Something dangerous in its softness.
"sar ra ra sarr ra ra ra bhaage bewajah..."
(Meaning: Racing wildly without reason...)
At that, she exhaled again—this time with a faint, helpless smile that appeared without her permission, as if even she was aware something inside her had begun to run without knowing where it was going.
Above her, Krishna's gaze did not leave her for even a fraction of a second.
Yet his stillness was no longer casual.
It had weight now.
Presence.
Like silence that has begun to mean something.
Below—
Devasena's voice softened even further, until it felt less like singing and more like remembering.
"sarke hai, khiske hain... mujhme ye baske daske de gaya..."
(Meaning: It has slipped, it has settled inside me, leaving its mark...)
She stopped walking.
Completely.
The garden around her did not move either, as if it understood that something in her had paused and the world should respect it.

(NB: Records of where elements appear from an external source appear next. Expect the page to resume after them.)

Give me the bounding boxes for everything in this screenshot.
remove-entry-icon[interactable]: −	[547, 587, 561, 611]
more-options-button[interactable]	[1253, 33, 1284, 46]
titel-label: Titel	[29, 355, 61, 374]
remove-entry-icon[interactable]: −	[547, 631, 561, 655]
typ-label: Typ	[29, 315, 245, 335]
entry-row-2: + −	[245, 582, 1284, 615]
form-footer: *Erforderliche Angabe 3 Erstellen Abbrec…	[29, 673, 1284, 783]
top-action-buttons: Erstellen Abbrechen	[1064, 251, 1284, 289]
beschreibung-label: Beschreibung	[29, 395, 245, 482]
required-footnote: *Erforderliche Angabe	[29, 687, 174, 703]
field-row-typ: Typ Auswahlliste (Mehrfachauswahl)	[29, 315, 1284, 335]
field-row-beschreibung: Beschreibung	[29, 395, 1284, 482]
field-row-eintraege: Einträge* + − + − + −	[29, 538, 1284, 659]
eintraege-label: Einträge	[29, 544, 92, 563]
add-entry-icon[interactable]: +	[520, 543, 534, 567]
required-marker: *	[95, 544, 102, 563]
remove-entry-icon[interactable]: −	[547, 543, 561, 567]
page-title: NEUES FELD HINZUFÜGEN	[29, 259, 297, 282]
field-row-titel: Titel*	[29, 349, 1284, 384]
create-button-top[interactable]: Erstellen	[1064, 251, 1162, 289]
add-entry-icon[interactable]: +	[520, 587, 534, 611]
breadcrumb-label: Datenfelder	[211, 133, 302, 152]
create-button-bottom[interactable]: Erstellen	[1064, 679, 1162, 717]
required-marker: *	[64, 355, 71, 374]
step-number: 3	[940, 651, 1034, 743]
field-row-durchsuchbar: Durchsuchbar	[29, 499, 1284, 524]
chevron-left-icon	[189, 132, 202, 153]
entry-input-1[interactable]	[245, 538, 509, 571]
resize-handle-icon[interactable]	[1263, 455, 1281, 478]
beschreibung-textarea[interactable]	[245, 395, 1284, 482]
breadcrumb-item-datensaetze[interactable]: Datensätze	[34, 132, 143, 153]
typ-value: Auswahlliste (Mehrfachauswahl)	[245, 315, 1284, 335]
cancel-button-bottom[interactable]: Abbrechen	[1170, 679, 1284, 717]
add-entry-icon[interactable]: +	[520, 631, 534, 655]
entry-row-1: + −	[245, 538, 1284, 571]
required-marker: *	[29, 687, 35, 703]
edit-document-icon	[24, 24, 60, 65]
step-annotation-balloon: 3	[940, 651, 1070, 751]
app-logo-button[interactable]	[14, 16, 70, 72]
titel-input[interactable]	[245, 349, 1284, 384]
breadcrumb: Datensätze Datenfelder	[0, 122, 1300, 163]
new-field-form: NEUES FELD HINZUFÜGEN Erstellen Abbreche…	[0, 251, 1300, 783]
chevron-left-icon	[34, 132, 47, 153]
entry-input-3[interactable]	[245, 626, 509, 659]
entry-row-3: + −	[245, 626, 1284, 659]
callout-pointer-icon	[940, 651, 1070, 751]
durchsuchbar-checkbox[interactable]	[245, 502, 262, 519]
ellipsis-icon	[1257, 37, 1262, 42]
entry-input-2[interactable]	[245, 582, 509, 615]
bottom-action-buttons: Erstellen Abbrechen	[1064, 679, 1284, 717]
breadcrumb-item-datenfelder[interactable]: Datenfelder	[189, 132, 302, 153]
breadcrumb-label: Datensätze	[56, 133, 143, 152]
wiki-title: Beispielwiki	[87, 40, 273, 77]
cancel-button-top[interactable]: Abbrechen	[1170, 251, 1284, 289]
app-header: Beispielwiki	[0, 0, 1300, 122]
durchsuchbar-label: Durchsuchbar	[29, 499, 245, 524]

Her hand lifted again to her chest, pressing lightly there—not forcefully, but instinctively, as if confirming something still existed inside her that she could not see.
Her voice, when it came again, was barely more than breath.
"dard be-dawa aa..."
(Meaning: A pain without remedy...)
The words dissolved into the air without resistance.
And what remained after them was not silence—but anticipation.
From above, Krishna finally shifted his hand slightly against the stone railing.
A small movement.
Barely noticeable to anyone else.
But enough to betray something he himself did not fully acknowledge.
Below, Devasena stood beneath the jasmine canopy, moonlight trembling across her still form, as if even light was unsure how to hold her now.
And then—
softly, without sound—
she repeated it inside her breath rather than her voice.
"dhoop se chhan ke... dhuaan mann hua..."
(Meaning: Sunlight filtering through... the mind becoming smoke...)
And somewhere above, in the space where shadow meets observation, Krishna did not move at all—
as if even he had realized the night had begun remembering them differently than it should.